Лицо-свеча плавится, и щеки идут крупными складками, стекая на шею.
– Признай, что ты устала.
– Нет.
– Устала. – Его улыбка – оскал, и зубы окрашены рыжим. Ульне отворачивается, но – удивительное свойство сна – вновь видит его. – Устала врать себе. Устала бояться… ты же тряслась от одной мысли, что кто-то узнает правду. Оттого и заперла себя в этом доме. Честь предков… всего-навсего слова. В Шеффолк-холле давно не осталось чести.
– Замолчи!
Она затыкает уши, но руки становятся неподъемны. А пальцы немеют. И ее собственные ногти обретают тот синий окрас, который свидетельствует о близости смерти.
– Не хочу. – Тод заставляет ее слушать. – Ты же не захотела отпустить ее. Мстила мне, но она при чем? Завидовала, да? Ты ей, а твой безумный кузен – тебе. Все кому-то да завидуют. А потом ты испугалась, что он кому-то расскажет, какое ты на самом деле чудовище. И из-за страха отдала ему нашего сына. Или потому, что он был слишком похож на меня?
– Гнилая кровь.
– Твоя, Ульне. Она и вправду гнилая? – Ребристый коготь Тода взрезает кожу, выпуская не кровь, но гниль. – Действительно…
Он выглядит удивленным, призрак ее прошлого.
– Мой сын жив…
– Беспородный ублюдок, которого привел твой кузен? Его это все небось веселило… у него было странное чувство юмора, да? И у тебя тоже. Вы похожи друг с другом. Скажи, ты рада, что он умер? Правду, Ульне. Мертвецам врать нехорошо. Да и незачем, все равно никому ничего не расскажем…
– Да.
– Рада…
– И мне его не хватает…
– Да, пожалуй. – Тод убирает руку и ту, которая лежала на груди Ульне, сдавливая слабое ее сердце. – Теперь я вижу… из вас получилась бы хорошая пара.

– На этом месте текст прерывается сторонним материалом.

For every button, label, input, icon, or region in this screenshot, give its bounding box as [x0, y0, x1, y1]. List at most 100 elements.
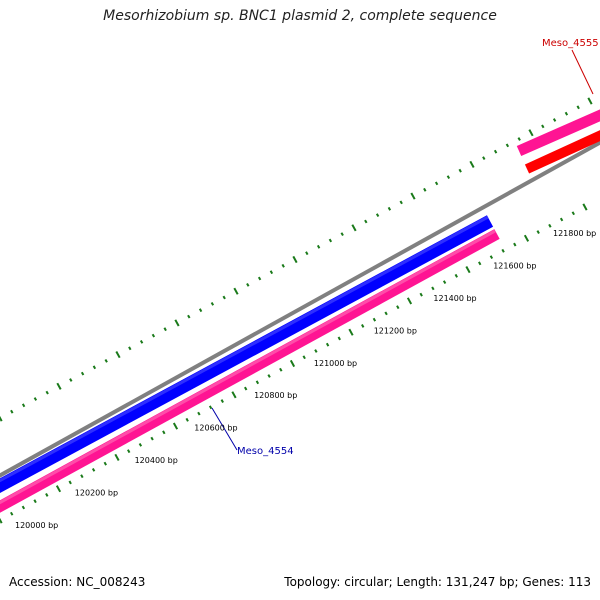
inner-tick	[185, 417, 189, 422]
inner-tick	[127, 449, 131, 454]
outer-tick	[564, 111, 569, 116]
inner-tick	[33, 499, 37, 504]
outer-tick	[434, 181, 439, 186]
outer-tick	[316, 244, 321, 249]
backbone-track	[0, 140, 600, 478]
outer-tick	[10, 409, 14, 414]
inner-tick	[220, 399, 224, 403]
inner-tick	[289, 359, 296, 368]
outer-tick	[80, 371, 85, 376]
inner-tick	[114, 453, 120, 461]
inner-tick	[419, 292, 423, 297]
map-title: Mesorhizobium sp. BNC1 plasmid 2, comple…	[103, 8, 497, 24]
outer-tick	[115, 351, 121, 359]
gene-meso-4555[interactable]	[524, 130, 600, 174]
inner-tick	[325, 342, 330, 347]
inner-tick	[91, 468, 96, 472]
inner-tick	[197, 411, 201, 416]
outer-tick	[174, 319, 180, 327]
outer-tick	[399, 200, 403, 205]
outer-tick	[505, 143, 510, 148]
inner-tick	[314, 349, 318, 353]
inner-tick	[513, 242, 517, 247]
inner-tick	[571, 211, 575, 216]
inner-tick	[582, 203, 588, 211]
outer-tick	[351, 224, 357, 232]
inner-tick	[442, 280, 447, 284]
outer-tick	[233, 287, 239, 295]
summary-text: Topology: circular; Length: 131,247 bp; …	[284, 575, 591, 589]
outer-tick	[458, 168, 462, 173]
cds-forward-highlight	[0, 215, 489, 483]
inner-tick	[21, 505, 26, 510]
outer-tick	[469, 160, 475, 168]
outer-tick	[246, 283, 250, 287]
outer-tick	[493, 149, 498, 154]
outer-tick	[410, 192, 416, 200]
inner-tick	[80, 474, 84, 479]
tick-label: 121600 bp	[493, 261, 536, 270]
inner-tick	[489, 255, 494, 259]
outer-tick	[482, 156, 486, 160]
outer-tick	[446, 175, 451, 179]
tick-label: 120400 bp	[135, 456, 178, 465]
outer-tick	[517, 137, 521, 141]
outer-tick	[33, 397, 38, 401]
outer-tick	[163, 327, 167, 332]
outer-tick	[281, 263, 285, 268]
tick-label: 120600 bp	[194, 424, 237, 433]
tick-label: 120800 bp	[254, 391, 297, 400]
inner-tick	[478, 261, 482, 266]
outer-tick	[364, 219, 368, 224]
inner-tick	[103, 461, 107, 466]
tick-labels: 120000 bp 120200 bp 120400 bp 120600 bp 1208…	[15, 229, 596, 530]
inner-tick	[454, 273, 458, 278]
inner-tick	[372, 317, 377, 322]
outer-tick	[552, 118, 557, 122]
gene-label-meso-4554[interactable]: Meso_4554	[237, 446, 294, 457]
inner-tick	[559, 217, 564, 222]
tick-label: 120200 bp	[75, 489, 118, 498]
accession-text: Accession: NC_008243	[9, 575, 146, 589]
outer-tick	[257, 276, 262, 281]
inner-tick	[523, 234, 530, 242]
inner-tick	[431, 286, 435, 291]
inner-tick	[384, 311, 388, 316]
outer-tick	[139, 340, 144, 344]
outer-ticks	[0, 97, 593, 422]
outer-tick	[128, 346, 132, 351]
gene-label-meso-4555[interactable]: Meso_4555	[542, 38, 599, 49]
cds-reverse-highlight	[0, 229, 496, 505]
inner-tick	[255, 380, 260, 385]
inner-tick	[68, 480, 72, 485]
inner-tick	[172, 422, 179, 430]
outer-tick	[387, 206, 392, 211]
outer-tick	[69, 378, 73, 382]
outer-tick	[151, 333, 156, 338]
outer-tick	[292, 255, 298, 264]
inner-ticks	[0, 203, 588, 524]
outer-tick	[269, 270, 274, 275]
inner-tick	[55, 485, 62, 493]
outer-tick	[92, 365, 97, 370]
tick-label: 121200 bp	[374, 326, 417, 335]
outer-tick	[104, 359, 108, 363]
inner-tick	[465, 266, 471, 274]
tick-label: 120000 bp	[15, 521, 58, 530]
outer-tick	[198, 308, 203, 313]
inner-tick	[10, 511, 14, 516]
outer-tick	[340, 232, 344, 236]
meso-4555-leader	[571, 49, 594, 95]
cds-reverse-upper[interactable]	[516, 109, 600, 157]
outer-tick	[305, 251, 309, 256]
outer-tick	[541, 124, 545, 129]
outer-tick	[375, 213, 380, 217]
outer-tick	[0, 415, 3, 422]
cds-forward-meso-4554[interactable]	[0, 215, 494, 493]
inner-tick	[302, 355, 306, 360]
inner-tick	[501, 248, 505, 253]
outer-tick	[328, 238, 333, 243]
cds-reverse-lower[interactable]	[0, 229, 500, 513]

Он смеется, и Ульне просыпается от этого смеха, а может, от громкого хруста розовых стеблей, от влажного прикосновения пальцев к щеке.

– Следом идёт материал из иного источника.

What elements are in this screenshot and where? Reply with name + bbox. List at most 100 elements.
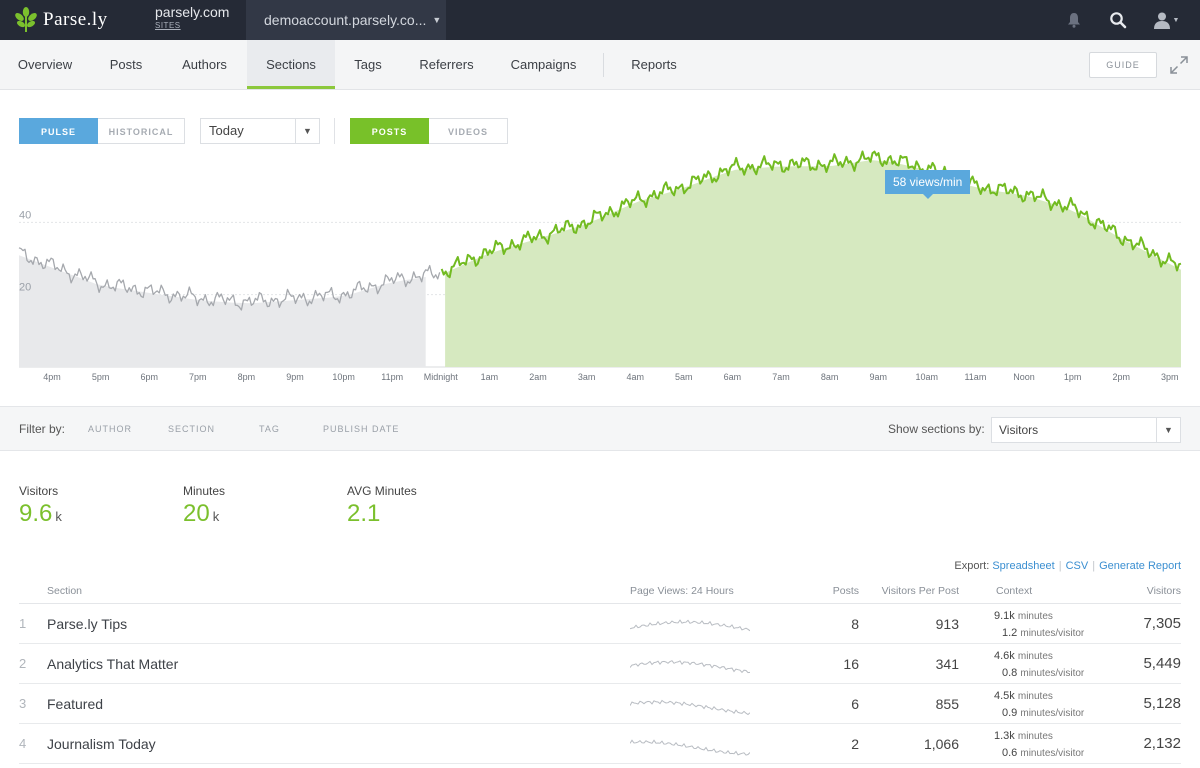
export-spreadsheet-link[interactable]: Spreadsheet bbox=[992, 560, 1055, 572]
account-dropdown[interactable]: demoaccount.parsely.co... ▼ bbox=[246, 0, 446, 40]
row-visitors: 5,128 bbox=[1143, 695, 1181, 712]
filter-section[interactable]: SECTION bbox=[168, 424, 216, 434]
today-line bbox=[440, 150, 1182, 279]
col-visitors[interactable]: Visitors bbox=[1146, 585, 1181, 597]
tab-authors[interactable]: Authors bbox=[182, 57, 227, 72]
search-icon[interactable] bbox=[1104, 0, 1132, 40]
table-row[interactable]: 3 Featured 6 855 4.5k minutes 0.9 minutes/vis… bbox=[19, 684, 1181, 724]
x-tick-label: 8pm bbox=[238, 372, 256, 382]
x-tick-label: 9am bbox=[869, 372, 887, 382]
user-menu[interactable]: ▼ bbox=[1148, 0, 1184, 40]
x-tick-label: 1am bbox=[481, 372, 499, 382]
row-context: 4.6k minutes 0.8 minutes/visitor bbox=[994, 648, 1094, 682]
row-visitors: 7,305 bbox=[1143, 615, 1181, 632]
row-context: 4.5k minutes 0.9 minutes/visitor bbox=[994, 688, 1094, 722]
tab-tags[interactable]: Tags bbox=[354, 57, 382, 72]
posts-toggle[interactable]: POSTS bbox=[350, 118, 429, 144]
brand-logo[interactable]: Parse.ly bbox=[0, 0, 138, 40]
ctx-minutes-unit: minutes bbox=[1017, 731, 1053, 742]
x-tick-label: Noon bbox=[1013, 372, 1035, 382]
generate-report-link[interactable]: Generate Report bbox=[1099, 560, 1181, 572]
x-tick-label: 5pm bbox=[92, 372, 110, 382]
tab-overview[interactable]: Overview bbox=[17, 57, 73, 72]
filter-label: Filter by: bbox=[19, 422, 66, 436]
x-tick-label: 9pm bbox=[286, 372, 304, 382]
ctx-minutes: 1.3k bbox=[994, 730, 1015, 742]
col-pageviews: Page Views: 24 Hours bbox=[630, 585, 734, 597]
videos-toggle[interactable]: VIDEOS bbox=[429, 118, 508, 144]
row-visitors: 2,132 bbox=[1143, 735, 1181, 752]
x-tick-label: Midnight bbox=[424, 372, 459, 382]
section-name-link[interactable]: Journalism Today bbox=[47, 736, 156, 752]
pageviews-sparkline bbox=[630, 699, 750, 716]
col-posts[interactable]: Posts bbox=[832, 585, 859, 597]
ctx-per-visitor: 1.2 bbox=[1002, 627, 1018, 639]
ctx-per-visitor: 0.8 bbox=[1002, 667, 1018, 679]
x-tick-label: 6pm bbox=[140, 372, 158, 382]
ctx-minutes-unit: minutes bbox=[1017, 611, 1053, 622]
ctx-per-visitor: 0.9 bbox=[1002, 707, 1018, 719]
filter-publish-date[interactable]: PUBLISH DATE bbox=[323, 424, 400, 434]
x-tick-label: 11pm bbox=[381, 372, 403, 382]
chart-x-ticks: 4pm 5pm 6pm 7pm 8pm 9pm 10pm 11pm Midnight 1am 2am… bbox=[43, 372, 1178, 382]
stat-visitors: Visitors 9.6 k bbox=[19, 484, 62, 528]
ctx-minutes: 4.6k bbox=[994, 650, 1015, 662]
stat-unit: k bbox=[55, 509, 62, 524]
chart-y-ticks: 40 20 bbox=[19, 209, 31, 293]
ctx-minutes: 4.5k bbox=[994, 690, 1015, 702]
show-by-select[interactable]: Visitors ▼ bbox=[991, 417, 1181, 443]
top-bar: Parse.ly parsely.com SITES demoaccount.p… bbox=[0, 0, 1200, 40]
x-tick-label: 8am bbox=[821, 372, 839, 382]
today-area bbox=[445, 160, 1182, 367]
row-posts: 8 bbox=[851, 616, 859, 632]
col-visitors-per-post[interactable]: Visitors Per Post bbox=[881, 585, 959, 597]
section-name-link[interactable]: Featured bbox=[47, 696, 104, 712]
stat-value: 20 bbox=[183, 500, 210, 527]
pulse-chart[interactable]: 40 20 4pm 5pm 6pm 7pm 8pm 9pm 10pm 11pm Midnight 1… bbox=[0, 150, 1200, 390]
tab-reports[interactable]: Reports bbox=[631, 57, 677, 72]
pulse-toggle[interactable]: PULSE bbox=[19, 118, 98, 144]
col-section[interactable]: Section bbox=[47, 585, 83, 597]
section-name-link[interactable]: Analytics That Matter bbox=[47, 656, 179, 672]
x-tick-label: 4pm bbox=[43, 372, 61, 382]
row-context: 9.1k minutes 1.2 minutes/visitor bbox=[994, 608, 1094, 642]
tab-referrers[interactable]: Referrers bbox=[419, 57, 474, 72]
row-rank: 1 bbox=[19, 616, 27, 631]
ctx-per-visitor-unit: minutes/visitor bbox=[1020, 708, 1085, 719]
sparkline-path bbox=[630, 619, 750, 632]
row-rank: 3 bbox=[19, 696, 27, 711]
filter-tag[interactable]: TAG bbox=[259, 424, 280, 434]
table-row[interactable]: 4 Journalism Today 2 1,066 1.3k minutes 0.6 m… bbox=[19, 724, 1181, 764]
x-tick-label: 5am bbox=[675, 372, 693, 382]
expand-icon[interactable] bbox=[1168, 54, 1190, 76]
sparkline-path bbox=[630, 699, 750, 716]
historical-toggle[interactable]: HISTORICAL bbox=[98, 118, 185, 144]
tab-campaigns[interactable]: Campaigns bbox=[510, 57, 577, 72]
chevron-down-icon: ▼ bbox=[1172, 16, 1180, 24]
guide-button[interactable]: GUIDE bbox=[1089, 52, 1157, 78]
x-tick-label: 6am bbox=[724, 372, 742, 382]
previous-day-line bbox=[18, 247, 441, 311]
time-range-select[interactable]: Today ▼ bbox=[200, 118, 320, 144]
site-switcher[interactable]: parsely.com SITES bbox=[138, 0, 246, 40]
ctx-minutes: 9.1k bbox=[994, 610, 1015, 622]
x-tick-label: 7pm bbox=[189, 372, 207, 382]
ctx-per-visitor-unit: minutes/visitor bbox=[1020, 628, 1085, 639]
show-by-label: Show sections by: bbox=[888, 422, 985, 436]
section-name-link[interactable]: Parse.ly Tips bbox=[47, 616, 128, 632]
row-posts: 6 bbox=[851, 696, 859, 712]
table-row[interactable]: 1 Parse.ly Tips 8 913 9.1k minutes 1.2 minute… bbox=[19, 604, 1181, 644]
chart-tooltip: 58 views/min bbox=[885, 170, 971, 199]
sites-link[interactable]: SITES bbox=[155, 21, 181, 30]
sparkline-path bbox=[630, 660, 750, 674]
bell-icon[interactable] bbox=[1060, 0, 1088, 40]
ctx-minutes-unit: minutes bbox=[1017, 651, 1053, 662]
tab-posts[interactable]: Posts bbox=[109, 57, 143, 72]
filter-author[interactable]: AUTHOR bbox=[88, 424, 132, 434]
export-csv-link[interactable]: CSV bbox=[1065, 560, 1089, 572]
ctx-per-visitor-unit: minutes/visitor bbox=[1020, 748, 1085, 759]
table-row[interactable]: 2 Analytics That Matter 16 341 4.6k minutes 0… bbox=[19, 644, 1181, 684]
main-nav: Overview Posts Authors Sections Tags Ref… bbox=[0, 40, 1200, 90]
row-visitors-per-post: 341 bbox=[935, 656, 959, 672]
tab-sections[interactable]: Sections bbox=[247, 40, 335, 89]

– Ульне, Ульне… – Этот дребезжащий голос принадлежит не Тоду. – Ульне, ты так кричала! Я услышала…
Марта.
Всего-навсего толстая старая Марта в нелепой широченной рубашке. Она отделана кружевом, и шлейф из ткани волочится по полу, выметая пыль, вычерчивая едва заметный след.
– Ты…
– Я, Ульне, конечно, я. – Марта садится на край кровати, на то место, которое выбирал себе Тод, но под весом ее старая перина сминается.

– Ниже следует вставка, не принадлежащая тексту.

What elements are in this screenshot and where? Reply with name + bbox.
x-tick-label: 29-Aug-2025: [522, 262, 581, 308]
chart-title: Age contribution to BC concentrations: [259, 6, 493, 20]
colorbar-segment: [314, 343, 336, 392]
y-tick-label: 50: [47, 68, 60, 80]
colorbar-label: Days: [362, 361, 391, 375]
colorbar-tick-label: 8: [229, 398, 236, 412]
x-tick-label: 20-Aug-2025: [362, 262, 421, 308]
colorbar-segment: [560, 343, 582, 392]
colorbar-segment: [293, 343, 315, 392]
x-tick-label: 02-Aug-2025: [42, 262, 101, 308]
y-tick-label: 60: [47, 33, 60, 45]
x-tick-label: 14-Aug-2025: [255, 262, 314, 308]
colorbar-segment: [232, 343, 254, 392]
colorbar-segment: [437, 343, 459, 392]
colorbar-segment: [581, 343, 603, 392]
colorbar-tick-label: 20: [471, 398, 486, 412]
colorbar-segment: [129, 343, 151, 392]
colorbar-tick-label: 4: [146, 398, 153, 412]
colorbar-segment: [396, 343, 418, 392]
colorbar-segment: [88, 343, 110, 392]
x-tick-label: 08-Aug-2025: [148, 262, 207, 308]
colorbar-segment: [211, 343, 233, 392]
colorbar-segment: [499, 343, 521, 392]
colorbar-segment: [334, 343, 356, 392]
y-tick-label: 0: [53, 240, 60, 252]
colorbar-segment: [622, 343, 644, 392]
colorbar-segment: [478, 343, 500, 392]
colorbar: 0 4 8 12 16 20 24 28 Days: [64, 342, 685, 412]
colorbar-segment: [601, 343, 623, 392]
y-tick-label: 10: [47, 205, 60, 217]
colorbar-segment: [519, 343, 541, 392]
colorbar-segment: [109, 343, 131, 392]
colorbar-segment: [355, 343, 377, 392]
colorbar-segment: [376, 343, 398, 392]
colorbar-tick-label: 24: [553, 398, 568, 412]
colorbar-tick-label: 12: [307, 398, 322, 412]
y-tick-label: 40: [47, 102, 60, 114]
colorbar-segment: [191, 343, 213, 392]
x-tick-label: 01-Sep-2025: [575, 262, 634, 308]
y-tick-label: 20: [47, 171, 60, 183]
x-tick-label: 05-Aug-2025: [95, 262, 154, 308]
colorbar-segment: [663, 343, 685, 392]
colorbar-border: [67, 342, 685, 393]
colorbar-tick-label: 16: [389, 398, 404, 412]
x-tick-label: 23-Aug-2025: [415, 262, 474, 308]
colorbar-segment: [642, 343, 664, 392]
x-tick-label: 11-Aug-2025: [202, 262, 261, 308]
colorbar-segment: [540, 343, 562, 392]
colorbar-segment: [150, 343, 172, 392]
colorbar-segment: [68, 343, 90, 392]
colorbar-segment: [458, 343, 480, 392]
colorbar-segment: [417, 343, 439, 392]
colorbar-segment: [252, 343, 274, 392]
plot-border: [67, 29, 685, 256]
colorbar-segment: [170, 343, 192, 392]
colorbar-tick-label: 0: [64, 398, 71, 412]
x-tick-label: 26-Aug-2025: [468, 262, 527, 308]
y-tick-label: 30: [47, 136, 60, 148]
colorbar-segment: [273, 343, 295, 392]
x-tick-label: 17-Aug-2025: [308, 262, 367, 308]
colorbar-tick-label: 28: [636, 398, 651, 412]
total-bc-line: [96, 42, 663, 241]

Кружево. И свеча в оловянном листочке-подсвечнике. Гнутая ручка, закопченное зеркальце, в котором отражается рыжий огонек, слишком яркий для Ульне.
– Убери.
– Конечно, Ульне.
– Уходи…
– Ульне, тебе нужен доктор. – Марта не собирается уходить, она возится, что-то переставляя на столе, хотя точно знает, что Ульне ненавидит перемены. А вернувшись к постели, принимается мять подушки, подсовывать их под ослабевшее тело Ульне.
– Уходи. – Голос надорванный, и Марта поджимает губы.